Any delay in the planned listing of Saudi Aramco, the world’s biggest oil producing company, is unlikely to dent Saudi Arabia’s overall economic growth, which is estimated at 1.9 per cent for this year, an official from the International Monetary Fund said.
“There are plenty of other reforms that the kingdom is undertaking that will ensure the outlook for Saudi Arabia is bright in the next couple of years,” Tim Callen, the IMF’s mission chief for the kingdom, told reporters in a conference call on Friday.
The country confirmed its commitment to the Aramco initial public offering originally planned for the end of this year, dispelling media reports that the sale had been shelved.
Authorities had said they were aiming for a possible listing by the end of 2018. Saudi Oil Minister Khalid Al Falih said this month, it would “most likely” happen next year.
The IMF did not factor in an Aramco listing in its growth forecast for the kingdom this year or last “due to continued uncertainty” over the plans, so any delay would not have an impact its projections, Mr Callen said as the IMF published its annual review of the Saudi economy.
Saudi Arabia’s overall GDP is projected to rise to 1.9 per cent in 2018 from a contraction of 0.9 per cent last year, and non-oil GDP growth is projected to grow at 2.3 per cent this year, the Washington-based lender’s report said. Non-oil growth is expected to “continue to strengthen as the government makes further progress on fiscal reforms”, Mr Callen said.
Among the reforms the kingdom has already implemented as part of its Vision 2030 economic transformation strategy are the introduction of a 5 per cent VAT in January, far-reaching reforms to its capital markets and the enactment of new bankruptcy legislation this month to support corporate financial restructuring.

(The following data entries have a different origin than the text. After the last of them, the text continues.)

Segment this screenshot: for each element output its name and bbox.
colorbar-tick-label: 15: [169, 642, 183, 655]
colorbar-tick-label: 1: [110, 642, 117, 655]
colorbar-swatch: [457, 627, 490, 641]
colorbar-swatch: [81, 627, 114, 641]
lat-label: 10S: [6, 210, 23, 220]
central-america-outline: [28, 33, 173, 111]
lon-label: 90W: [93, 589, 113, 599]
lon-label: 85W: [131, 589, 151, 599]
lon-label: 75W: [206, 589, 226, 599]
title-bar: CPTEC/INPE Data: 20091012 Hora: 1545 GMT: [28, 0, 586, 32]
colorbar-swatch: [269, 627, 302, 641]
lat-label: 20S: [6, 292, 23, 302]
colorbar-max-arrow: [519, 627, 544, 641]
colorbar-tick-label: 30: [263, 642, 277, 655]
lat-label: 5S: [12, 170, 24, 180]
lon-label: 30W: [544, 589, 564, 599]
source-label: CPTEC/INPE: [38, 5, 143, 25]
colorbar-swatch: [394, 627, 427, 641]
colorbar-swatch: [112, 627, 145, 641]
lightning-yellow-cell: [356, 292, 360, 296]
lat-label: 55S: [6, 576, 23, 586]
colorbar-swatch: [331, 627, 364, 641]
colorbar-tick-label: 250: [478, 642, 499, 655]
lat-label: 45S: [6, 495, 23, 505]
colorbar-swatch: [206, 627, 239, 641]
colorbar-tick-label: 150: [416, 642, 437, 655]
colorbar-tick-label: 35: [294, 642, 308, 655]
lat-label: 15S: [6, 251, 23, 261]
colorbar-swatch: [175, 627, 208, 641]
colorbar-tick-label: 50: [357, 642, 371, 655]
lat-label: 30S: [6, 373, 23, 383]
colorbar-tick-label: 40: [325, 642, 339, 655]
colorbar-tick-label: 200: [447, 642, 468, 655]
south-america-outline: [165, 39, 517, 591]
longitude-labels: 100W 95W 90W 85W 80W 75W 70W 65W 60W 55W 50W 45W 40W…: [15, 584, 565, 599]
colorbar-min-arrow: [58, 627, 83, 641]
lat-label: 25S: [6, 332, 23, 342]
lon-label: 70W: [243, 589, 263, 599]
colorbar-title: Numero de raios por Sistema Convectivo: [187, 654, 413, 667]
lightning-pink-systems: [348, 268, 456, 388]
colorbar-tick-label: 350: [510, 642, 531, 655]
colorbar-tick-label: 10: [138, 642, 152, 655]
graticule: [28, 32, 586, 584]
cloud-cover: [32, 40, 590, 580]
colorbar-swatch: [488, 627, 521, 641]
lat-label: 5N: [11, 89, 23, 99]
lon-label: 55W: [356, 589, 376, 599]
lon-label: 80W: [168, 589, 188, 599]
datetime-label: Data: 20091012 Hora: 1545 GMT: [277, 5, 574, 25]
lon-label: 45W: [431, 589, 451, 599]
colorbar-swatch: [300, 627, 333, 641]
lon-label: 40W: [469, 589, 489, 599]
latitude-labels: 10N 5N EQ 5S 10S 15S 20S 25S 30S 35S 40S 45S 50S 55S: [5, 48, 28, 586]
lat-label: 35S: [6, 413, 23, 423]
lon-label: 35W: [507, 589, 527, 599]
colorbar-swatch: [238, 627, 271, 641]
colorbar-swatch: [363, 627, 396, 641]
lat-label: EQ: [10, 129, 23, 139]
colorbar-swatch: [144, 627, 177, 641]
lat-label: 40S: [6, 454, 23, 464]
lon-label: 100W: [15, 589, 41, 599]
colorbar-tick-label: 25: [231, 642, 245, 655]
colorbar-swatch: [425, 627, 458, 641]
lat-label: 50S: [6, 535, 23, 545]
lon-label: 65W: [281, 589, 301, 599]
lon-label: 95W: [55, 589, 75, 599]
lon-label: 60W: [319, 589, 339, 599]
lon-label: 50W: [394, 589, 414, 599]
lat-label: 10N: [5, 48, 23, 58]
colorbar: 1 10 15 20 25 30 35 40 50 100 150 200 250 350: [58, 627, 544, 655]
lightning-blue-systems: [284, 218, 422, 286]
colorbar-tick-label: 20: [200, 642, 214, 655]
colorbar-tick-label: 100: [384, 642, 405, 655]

In its report, the IMF said Saudi economic growth will pick up as government spending rises on the back of an increase in oil prices. While the kingdom is making good progress on its reforms, it must be careful not to become complacent and overspend, given the recent oil price increase. Brent crude closed on Friday up 1.5 per cent to $75.8 per barrel.
Mr Al Falih said the government “remains committed to the IPO of Saudi Aramco at a time of its own choosing when conditions are optimum”.
But analysts said the IPO — which would be the world’s biggest listing — could be delayed by a couple of years. Aramco’s announcement this month that it is in talks to acquire a major stake in Sabic, the region’s biggest chemicals company, has also cooled off the rush to list the energy company.
Mr Callen said that while a listing delay would not alter the kingdom’s overall economic outlook, it would mean reduced revenues for sovereign wealth fund the Public Investment Fund. An Aramco listing has been cited by Saudi authorities as a source of future proceeds for PIF, he said, so “that would need to be re-thought”.